[SatNews] An innovative software code developed by a pair of interns who worked for SERVIR last summer is proving remarkably useful in support of disaster response in Nepal after the April 25, 2015, magnitude 7.8 Gorkha earthquake and subsequent aftershocks.
The SERVIR Coordination Office at NASA’s Marshall Space Flight Center in Huntsville, Alabama is assisting the International Center for Integrated Mountain Development, ICIMOD, in the Himalaya disaster recovery mapping efforts in Nepal. SERVIR and its partners are identifying quake-affected sites and tasking NASA satellites to image them. They are also selecting commercial high-resolution imagery of the most affected areas to support recovery. However, these high-resolution images are too large to be received on location in Nepal, where bandwidth is currently limited.
Maps such as these are used by teams on the ground to locate villages and settlements in the quake-impacted areas.The software code developed by the interns makes it possible for the SERVIR team to create a predefined grid to segment the large disaster images into subsets or ‘tiles’ that can be transmitted and received more easily than the large file. Credits: SERVIR/NASA
Developed by summer interns Sajay De La Puente and Xien Thomas, the software code makes it possible for the SERVIR team to create a predefined grid to segment the large disaster images into subsets or ‘tiles’ that can be transmitted and received more easily than the large file, and to reconstruct the pieces on the recipient’s side. It is allowing the recipient—ICIMOD/SERVIR-Himalaya—to receive and print the images and provide them to Nepal government agencies to guide recovery efforts and help those in need.
“Our interns are assigned projects to develop solutions for addressing issues relevant to SERVIR’s overall aim: to help developing countries use information provided by Earth observing satellites and geospatial technologies to manage climate risks and land use, “explains SERVIR Project Director Dan Irwin. “We are so pleased that we can take what they created and use it to help people in a critical real-world situation.”

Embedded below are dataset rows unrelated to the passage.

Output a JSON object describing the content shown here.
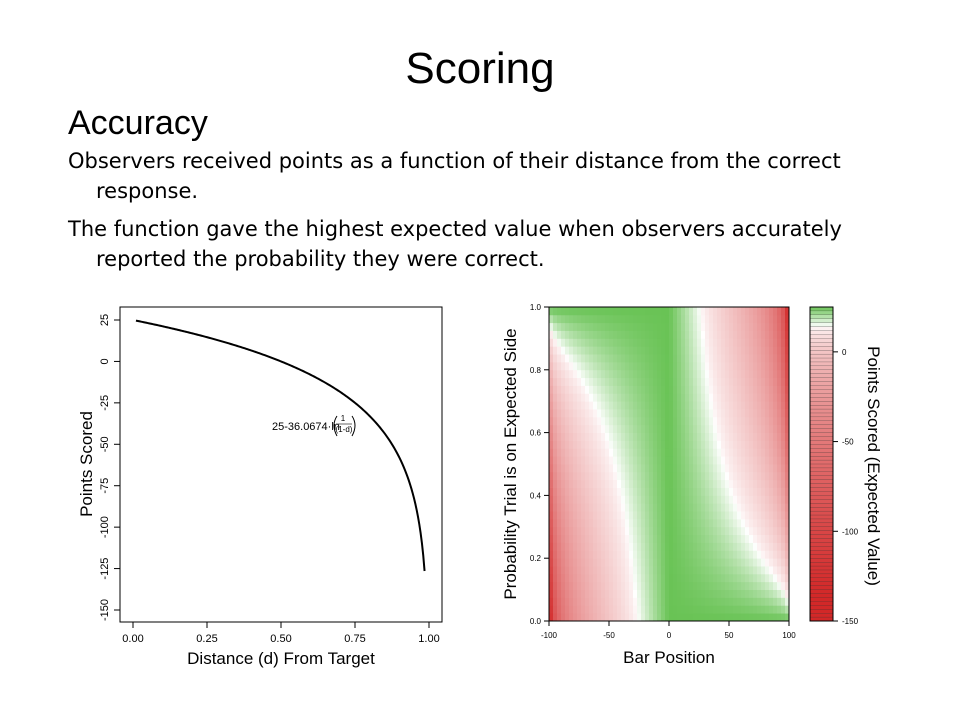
{
  "slide": {
    "title": "Scoring",
    "subtitle": "Accuracy",
    "bullets": [
      "Observers received points as a function of their distance from the correct response.",
      "The function gave the highest expected value when observers accurately reported the probability they were correct."
    ]
  },
  "chart_data": [
    {
      "type": "line",
      "xlabel": "Distance (d) From Target",
      "ylabel": "Points Scored",
      "xlim": [
        0,
        1
      ],
      "ylim": [
        -155,
        30
      ],
      "x_ticks": [
        "0.00",
        "0.25",
        "0.50",
        "0.75",
        "1.00"
      ],
      "y_ticks": [
        "25",
        "0",
        "-25",
        "-50",
        "-75",
        "-100",
        "-125",
        "-150"
      ],
      "formula": {
        "text": "25-36.0674·ln",
        "fraction_num": "1",
        "fraction_den": "(1-d)"
      },
      "function": {
        "a": 25,
        "b": 36.0674,
        "x_start": 0.01,
        "x_end": 0.985
      },
      "line_color": "#000000"
    },
    {
      "type": "heatmap",
      "xlabel": "Bar Position",
      "ylabel": "Probability Trial is on Expected Side",
      "xlim": [
        -100,
        100
      ],
      "ylim": [
        0,
        1
      ],
      "x_ticks": [
        "-100",
        "-50",
        "0",
        "50",
        "100"
      ],
      "y_ticks": [
        "0.0",
        "0.2",
        "0.4",
        "0.6",
        "0.8",
        "1.0"
      ],
      "colorbar": {
        "label": "Points Scored (Expected Value)",
        "range": [
          -150,
          25
        ],
        "ticks": [
          "0",
          "-50",
          "-100",
          "-150"
        ],
        "low_color": "#c62828",
        "high_color": "#2e7d32"
      }
    }
  ]
}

De La Puente, now a fourth year computer engineering student at Florida International University, and Thomas, studying computer science at Texas Southern, developed the code to enhance SERVIR’s existing Clip, Zip, and Ship tool. Clip, Zip, and Ship is designed to make it easy for data analysts to get the information they need for making decisions related not only to disaster response but also to environmental issues such as land cover change, ecosystems, and more. With the enhancement engineered by the two interns, the tool can define an area of interest on a map by outlining it with a drawing tool, and automatically download relevant SERVIR datasets (soil, land cover and land use, ecosystems, or any other SERVIR product that has a geospatial element) for that area, extracted from more than 30 gigabytes of spatial data stored across multiple geospatial databases. A background process extracts the data within the selected area, creates a compressed package, and provides links for the files of interest.
This segmenting approach allows the analyst and GIS expert to get information for just the areas they need.
"In the case of the Gorkha earthquake, the information has proven invaluable,” says Irwin.